This spring, Lincoln High School’s Pride of the Green was dealt a harsh blow when the Indiana State School Music Association canceled this year’s marching band competition season due to concerns surrounding COVID-19.
But band director Bill Marsh wasn’t about to let that be those students’, especially the seniors’, defining moment.
He took the program they had planned to do and started in, little by little. They’ve practiced, he said, as they’re able, and they’ve even seized opportunities to perform under the Friday night lights at Inman Field.
“We’re just trying to do what we can for the seniors to have their last chance at performing,” said Marsh. “We want them to have something, not to have everything taken away.
“So we’re taking it week by week,” he said. “And we’re trying to get together the best show — the best performance — we can put together for the football crowd.”
The football crowds, however, look far different in this time of COVID.
Games are limited to just 250 spectators, and tickets are no longer sold at the gate, only ahead of time at the high school.
Jeremy Woolard, president of the POTG band boosters, said the pandemic has hit them hard ,too.
The group typically raises about $30,000 from game concessions to help pay for everything from competition entry fees to travel and even instrument repair, when necessary.
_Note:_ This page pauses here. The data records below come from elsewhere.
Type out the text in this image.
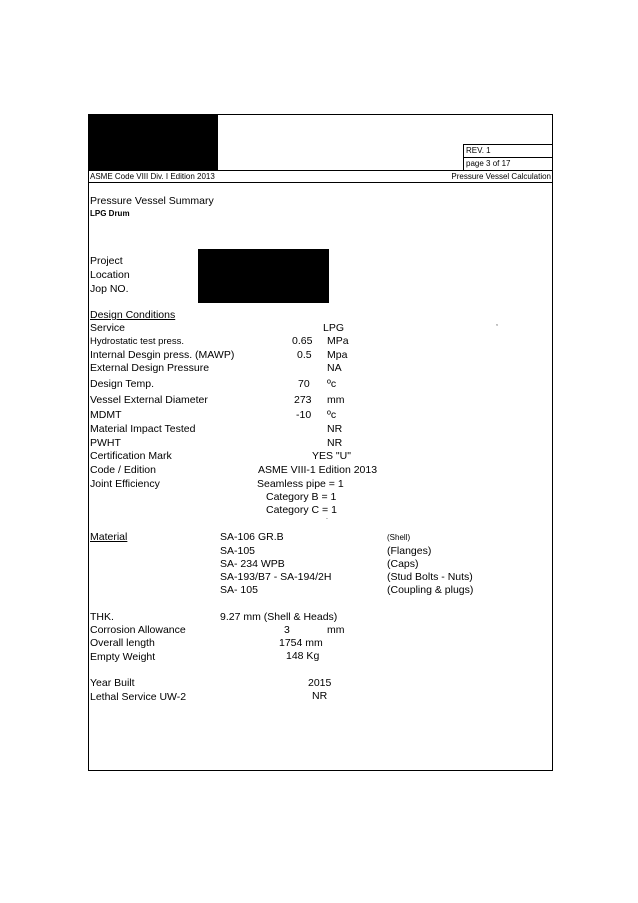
REV. 1
page 3 of 17
ASME Code VIII Div. I Edition 2013	Pressure Vessel Calculation
Pressure Vessel Summary
LPG Drum
Project
Location
Jop NO.
Design Conditions
Service	LPG	,
Hydrostatic test press.	0.65 MPa
Internal Desgin press. (MAWP)	0.5 Mpa
External Design Pressure	NA
Design Temp.	70 ºc
Vessel External Diameter	273 mm
MDMT	-10 ºc
Material Impact Tested	NR
PWHT	NR
Certification Mark	YES "U"
Code / Edition	ASME VIII-1 Edition 2013
Joint Efficiency	Seamless pipe = 1
Category B = 1
Category C = 1
.
Material	SA-106 GR.B	(Shell)
SA-105	(Flanges)
SA- 234 WPB	(Caps)
SA-193/B7 - SA-194/2H	(Stud Bolts - Nuts)
SA- 105	(Coupling & plugs)
THK.	9.27 mm (Shell & Heads)
Corrosion Allowance	3	mm
Overall length	1754 mm
Empty Weight	148 Kg
Year Built	2015
Lethal Service UW-2	NR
A typical season, Woolard said, costs more than $100,000.
But with fewer people in the stands, fewer people are eating and drinking.
“It’s impacted us a lot,” he said. “The first couple of games, it’s like looking at a visitor crowd, not the home crowd.”
The boosters, too, pay the creators of the POTG shows each year, so Woolard is hopeful that this show can be used again next year, although Marsh is making no promises as the shows are so often catered to the talent they have.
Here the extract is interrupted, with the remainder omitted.